Смех людоеда - Пьер Пежю
Шрифт:
Интервал:
Закладка:
После того как возобновилось наступление, после душных вечеров в Краманецке, после того как увезли детей, два друга, Лафонтен и Мориц, вместе уже не бывали. Они были не очень далеко друг от друга, но каждый занимался своим делом. Мориц сражался, Лафонтен заботился о телах после сражений.
Из-за боевой тревоги солдаты даже на ночь не снимали промокшую форму. Ноги пухли в полных воды сапогах. Веки были изъедены комарами, кишки опустошены дизентерией.

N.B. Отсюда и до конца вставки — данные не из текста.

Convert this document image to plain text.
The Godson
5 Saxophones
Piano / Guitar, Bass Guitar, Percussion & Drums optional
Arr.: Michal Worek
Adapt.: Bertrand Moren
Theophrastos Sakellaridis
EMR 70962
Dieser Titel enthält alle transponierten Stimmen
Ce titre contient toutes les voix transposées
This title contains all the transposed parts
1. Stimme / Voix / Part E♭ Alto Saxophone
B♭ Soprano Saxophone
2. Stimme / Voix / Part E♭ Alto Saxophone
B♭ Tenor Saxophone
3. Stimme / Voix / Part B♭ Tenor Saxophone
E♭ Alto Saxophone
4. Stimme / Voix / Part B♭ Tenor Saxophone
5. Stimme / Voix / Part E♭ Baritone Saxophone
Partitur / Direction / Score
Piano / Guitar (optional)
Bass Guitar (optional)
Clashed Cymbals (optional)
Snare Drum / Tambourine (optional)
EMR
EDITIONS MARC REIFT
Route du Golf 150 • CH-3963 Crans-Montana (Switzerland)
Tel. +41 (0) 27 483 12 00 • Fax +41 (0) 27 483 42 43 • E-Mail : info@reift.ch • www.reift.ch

Лафонтен в своем полевом лазарете, который каждый раз устраивал заново по мере того, как армия продвигалась вперед, не успевал справляться с пневмониями и лихорадками.
Победные сводки следовали одна за другой, но смутное предчувствие катастрофы его не покидало. Войска продвигались без боев. По вечерам, после десяти, все собирались вокруг радиоприемника, который унтер-офицеры выставляли перед своей палаткой, и пели «Лили Марлен».
Через несколько недель задул ледяной ветер. Первые рассветы в инее. Первые замерзшие лужи и, наконец, первый снег. Поначалу снег радовал, настоящее блаженство, белые бабочки былых весен сыпались с прежнего неба, садились на тела. Но снег не переставал идти, его становилось слишком много. Хлопья отяжелели, валили густо и неумолимо. До тех пор пока снег не иссяк и все вокруг не сковала белизна.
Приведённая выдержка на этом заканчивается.